The truth is Iranian people’s expectations do not match the country’s per capita income. Iranian people do not compare themselves with Vietnam, Philippines, Jordan, Malaysia, Indonesia, China and Poland.
Instead, they compare themselves with European countries, the European portion of Turkey, and the privileged areas of Kuala Lumpur and Jakarta. They believe that Iran is an oil-rich country so they should enjoy more material welfare, whereas the imbalances mentioned earlier don’t allow the government to fulfill these expectations. The impact of these expectations has aggravated the imbalances.
Global Interdependency and One-Way Governance
The intensity of the third mechanism, external pressures, hinges on our diplomacy and the picture we have presented of ourselves to the world. Iran does not have a strategic partner in the world. It is not a member of an international club or group. That’s because, for a period of time, we wrongly defined independence as lack of dependency on other countries, while a dynamic independency requires mutual dependency.
You need to make people depend on you as much as you depend on them in order to tie their destiny to yours.
By adopting a smart, honest and fair approach, the fourth mechanism, the system of governance should foster collaboration with people. People don’t like monologues. They prefer to have dialogue with the policymakers. They want to inquire and demand answers.

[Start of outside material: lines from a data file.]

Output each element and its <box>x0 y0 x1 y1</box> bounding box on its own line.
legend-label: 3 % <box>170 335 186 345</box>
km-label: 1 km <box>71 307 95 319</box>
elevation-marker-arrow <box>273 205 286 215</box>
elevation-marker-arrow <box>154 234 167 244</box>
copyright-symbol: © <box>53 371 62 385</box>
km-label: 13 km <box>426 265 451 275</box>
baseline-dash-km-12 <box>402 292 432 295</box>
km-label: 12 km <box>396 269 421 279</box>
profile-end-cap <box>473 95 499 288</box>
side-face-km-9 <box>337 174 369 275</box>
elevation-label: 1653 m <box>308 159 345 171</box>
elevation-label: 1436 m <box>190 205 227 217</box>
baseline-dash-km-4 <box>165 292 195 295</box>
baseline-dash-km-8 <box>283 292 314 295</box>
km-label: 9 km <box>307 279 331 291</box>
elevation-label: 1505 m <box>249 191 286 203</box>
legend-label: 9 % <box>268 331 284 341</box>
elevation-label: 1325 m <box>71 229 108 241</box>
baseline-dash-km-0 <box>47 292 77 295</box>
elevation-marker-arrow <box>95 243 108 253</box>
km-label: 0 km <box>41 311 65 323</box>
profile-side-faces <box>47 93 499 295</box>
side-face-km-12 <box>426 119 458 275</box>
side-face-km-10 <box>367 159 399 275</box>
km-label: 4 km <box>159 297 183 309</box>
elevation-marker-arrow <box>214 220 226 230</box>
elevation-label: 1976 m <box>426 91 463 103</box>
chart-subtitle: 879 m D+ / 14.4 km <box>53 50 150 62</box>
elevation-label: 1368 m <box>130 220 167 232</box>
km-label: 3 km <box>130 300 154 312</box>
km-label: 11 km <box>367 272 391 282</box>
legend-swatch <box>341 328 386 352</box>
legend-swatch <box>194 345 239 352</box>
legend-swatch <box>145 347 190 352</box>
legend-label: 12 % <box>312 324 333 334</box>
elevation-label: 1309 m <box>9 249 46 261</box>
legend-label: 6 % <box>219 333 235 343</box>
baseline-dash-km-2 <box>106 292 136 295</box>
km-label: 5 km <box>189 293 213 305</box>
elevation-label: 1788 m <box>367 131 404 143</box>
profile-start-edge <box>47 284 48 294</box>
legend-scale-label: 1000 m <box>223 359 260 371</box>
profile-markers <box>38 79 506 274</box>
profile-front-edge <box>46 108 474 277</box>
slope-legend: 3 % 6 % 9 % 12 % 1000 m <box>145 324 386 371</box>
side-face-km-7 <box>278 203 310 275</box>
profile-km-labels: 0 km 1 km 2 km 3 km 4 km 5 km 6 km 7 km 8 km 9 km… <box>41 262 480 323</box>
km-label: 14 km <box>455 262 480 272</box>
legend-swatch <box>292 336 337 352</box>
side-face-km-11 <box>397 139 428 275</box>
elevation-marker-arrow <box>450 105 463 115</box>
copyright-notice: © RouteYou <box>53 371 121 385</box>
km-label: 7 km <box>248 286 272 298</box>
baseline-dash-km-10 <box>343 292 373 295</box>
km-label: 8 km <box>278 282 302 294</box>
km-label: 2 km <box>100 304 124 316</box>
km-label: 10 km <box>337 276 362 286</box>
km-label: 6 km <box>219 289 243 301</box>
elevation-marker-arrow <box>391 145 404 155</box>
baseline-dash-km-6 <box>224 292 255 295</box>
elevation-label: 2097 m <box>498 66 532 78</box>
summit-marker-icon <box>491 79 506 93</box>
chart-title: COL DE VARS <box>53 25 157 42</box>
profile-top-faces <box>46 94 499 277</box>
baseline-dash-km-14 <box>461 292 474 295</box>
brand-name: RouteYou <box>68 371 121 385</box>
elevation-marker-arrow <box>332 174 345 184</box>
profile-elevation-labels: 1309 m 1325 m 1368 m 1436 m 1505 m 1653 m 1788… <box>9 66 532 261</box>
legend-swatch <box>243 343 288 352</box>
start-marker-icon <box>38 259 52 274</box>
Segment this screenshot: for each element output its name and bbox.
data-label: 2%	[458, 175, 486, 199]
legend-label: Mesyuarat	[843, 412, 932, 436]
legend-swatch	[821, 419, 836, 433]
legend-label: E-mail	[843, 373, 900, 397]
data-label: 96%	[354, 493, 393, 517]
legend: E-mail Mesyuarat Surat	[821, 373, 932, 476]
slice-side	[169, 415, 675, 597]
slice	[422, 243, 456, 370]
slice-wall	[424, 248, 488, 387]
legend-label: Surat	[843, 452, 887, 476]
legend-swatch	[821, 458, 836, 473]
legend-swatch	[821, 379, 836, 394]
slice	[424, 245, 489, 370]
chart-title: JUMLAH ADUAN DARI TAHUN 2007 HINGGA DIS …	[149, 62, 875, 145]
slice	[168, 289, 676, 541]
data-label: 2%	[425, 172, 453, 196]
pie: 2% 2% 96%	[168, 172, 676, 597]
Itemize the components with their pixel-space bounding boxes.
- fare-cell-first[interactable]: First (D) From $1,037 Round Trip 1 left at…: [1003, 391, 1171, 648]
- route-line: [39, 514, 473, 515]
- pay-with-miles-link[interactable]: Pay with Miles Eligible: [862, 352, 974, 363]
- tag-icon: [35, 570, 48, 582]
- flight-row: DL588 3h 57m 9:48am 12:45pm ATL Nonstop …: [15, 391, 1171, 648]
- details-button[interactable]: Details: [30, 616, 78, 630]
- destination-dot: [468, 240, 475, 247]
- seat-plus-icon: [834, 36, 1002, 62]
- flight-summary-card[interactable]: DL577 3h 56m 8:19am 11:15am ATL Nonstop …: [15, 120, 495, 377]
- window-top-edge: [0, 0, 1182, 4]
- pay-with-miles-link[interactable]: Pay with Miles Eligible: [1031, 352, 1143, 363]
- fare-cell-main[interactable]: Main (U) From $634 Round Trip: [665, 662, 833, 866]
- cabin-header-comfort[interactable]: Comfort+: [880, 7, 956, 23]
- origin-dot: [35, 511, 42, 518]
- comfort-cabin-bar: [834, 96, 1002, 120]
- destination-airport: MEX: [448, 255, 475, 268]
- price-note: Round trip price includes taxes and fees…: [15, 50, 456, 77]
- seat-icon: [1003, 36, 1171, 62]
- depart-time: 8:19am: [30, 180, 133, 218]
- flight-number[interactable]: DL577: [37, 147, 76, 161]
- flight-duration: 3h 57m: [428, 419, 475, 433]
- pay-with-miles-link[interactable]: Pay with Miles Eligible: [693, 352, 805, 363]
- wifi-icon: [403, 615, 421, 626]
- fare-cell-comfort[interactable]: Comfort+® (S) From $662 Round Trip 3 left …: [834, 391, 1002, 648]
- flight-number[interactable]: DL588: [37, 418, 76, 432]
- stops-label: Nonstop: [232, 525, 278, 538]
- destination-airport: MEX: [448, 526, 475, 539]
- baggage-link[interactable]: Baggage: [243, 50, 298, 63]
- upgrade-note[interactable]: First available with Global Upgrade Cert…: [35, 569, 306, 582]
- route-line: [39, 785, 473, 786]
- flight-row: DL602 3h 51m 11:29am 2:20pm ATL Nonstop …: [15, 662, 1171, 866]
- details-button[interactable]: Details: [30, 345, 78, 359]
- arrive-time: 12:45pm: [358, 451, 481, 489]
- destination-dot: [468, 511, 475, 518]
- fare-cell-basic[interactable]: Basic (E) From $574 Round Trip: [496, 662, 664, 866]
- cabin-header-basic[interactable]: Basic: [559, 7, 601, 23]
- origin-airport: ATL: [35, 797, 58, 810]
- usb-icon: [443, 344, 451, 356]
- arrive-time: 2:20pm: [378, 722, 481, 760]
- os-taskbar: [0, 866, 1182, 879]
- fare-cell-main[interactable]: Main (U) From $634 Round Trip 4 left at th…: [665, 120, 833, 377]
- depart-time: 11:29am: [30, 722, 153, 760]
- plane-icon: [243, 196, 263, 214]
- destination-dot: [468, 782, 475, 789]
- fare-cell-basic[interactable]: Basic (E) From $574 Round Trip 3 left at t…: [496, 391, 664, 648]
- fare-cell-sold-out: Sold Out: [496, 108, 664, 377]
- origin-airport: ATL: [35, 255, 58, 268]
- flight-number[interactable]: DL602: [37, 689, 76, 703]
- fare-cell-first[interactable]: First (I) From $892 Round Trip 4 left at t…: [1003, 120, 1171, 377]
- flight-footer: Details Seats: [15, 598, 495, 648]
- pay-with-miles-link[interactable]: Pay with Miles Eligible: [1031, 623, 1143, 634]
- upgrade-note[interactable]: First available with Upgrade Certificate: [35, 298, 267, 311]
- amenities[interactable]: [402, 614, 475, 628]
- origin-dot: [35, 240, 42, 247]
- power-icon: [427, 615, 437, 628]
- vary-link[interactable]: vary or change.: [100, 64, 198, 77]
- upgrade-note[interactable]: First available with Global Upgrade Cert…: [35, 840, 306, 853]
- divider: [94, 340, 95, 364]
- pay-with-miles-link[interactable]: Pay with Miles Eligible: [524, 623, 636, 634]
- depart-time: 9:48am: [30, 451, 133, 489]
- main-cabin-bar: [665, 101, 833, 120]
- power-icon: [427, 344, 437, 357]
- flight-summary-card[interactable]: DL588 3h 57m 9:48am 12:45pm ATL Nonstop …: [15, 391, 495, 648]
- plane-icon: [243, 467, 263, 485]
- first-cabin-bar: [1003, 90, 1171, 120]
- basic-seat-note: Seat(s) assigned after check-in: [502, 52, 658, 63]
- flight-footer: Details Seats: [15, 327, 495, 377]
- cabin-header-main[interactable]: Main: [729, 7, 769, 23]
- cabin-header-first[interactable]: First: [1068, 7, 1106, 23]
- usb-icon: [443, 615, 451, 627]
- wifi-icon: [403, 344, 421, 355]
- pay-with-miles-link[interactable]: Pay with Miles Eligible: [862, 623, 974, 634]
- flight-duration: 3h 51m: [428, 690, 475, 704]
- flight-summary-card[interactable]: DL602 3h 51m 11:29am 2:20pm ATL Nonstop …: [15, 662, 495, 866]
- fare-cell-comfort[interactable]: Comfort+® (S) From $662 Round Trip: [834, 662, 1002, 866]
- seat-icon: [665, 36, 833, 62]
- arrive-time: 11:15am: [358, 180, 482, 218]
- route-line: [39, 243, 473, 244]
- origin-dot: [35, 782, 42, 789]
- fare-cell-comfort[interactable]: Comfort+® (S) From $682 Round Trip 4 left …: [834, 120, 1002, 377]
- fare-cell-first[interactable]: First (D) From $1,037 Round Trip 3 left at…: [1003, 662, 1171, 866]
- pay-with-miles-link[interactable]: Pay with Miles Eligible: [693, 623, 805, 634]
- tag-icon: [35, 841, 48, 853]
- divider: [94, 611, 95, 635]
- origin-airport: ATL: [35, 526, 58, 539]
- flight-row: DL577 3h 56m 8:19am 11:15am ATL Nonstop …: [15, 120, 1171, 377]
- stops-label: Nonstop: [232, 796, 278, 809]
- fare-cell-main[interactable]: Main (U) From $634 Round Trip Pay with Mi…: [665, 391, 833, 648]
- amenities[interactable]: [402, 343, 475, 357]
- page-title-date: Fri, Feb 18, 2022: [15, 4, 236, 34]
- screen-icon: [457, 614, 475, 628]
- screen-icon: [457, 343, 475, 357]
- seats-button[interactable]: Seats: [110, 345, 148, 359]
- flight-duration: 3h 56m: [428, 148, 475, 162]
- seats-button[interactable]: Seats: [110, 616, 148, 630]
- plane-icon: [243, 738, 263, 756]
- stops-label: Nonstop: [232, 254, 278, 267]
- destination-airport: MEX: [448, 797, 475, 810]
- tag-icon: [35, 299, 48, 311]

Unfortunately, the signals being sent by the system of governance are not good. A state faction repeats the same remarks regardless of the time and date we are in.
The system needs to show that it is aware of the changes: changes in money supply, water, environment, among others.
That the money supply grows regardless of political changes offers a good lessons to us. It shows different governments with different political alignment take office but the policies they pursue have no effect on money supply.
The whole thing suggests that despite the conflict of political ideas, governments do not really have a comprehensive action plan to tackle the problems.
The second lesson is that replacement of people won’t work because the structure stays put. Replacing people serves no purpose, as the outcome of a dysfunctional structure would remain the same. What got us here won’t get us there.
(Farhad Nili holds a PhD degree in economics from University of York, the UK.)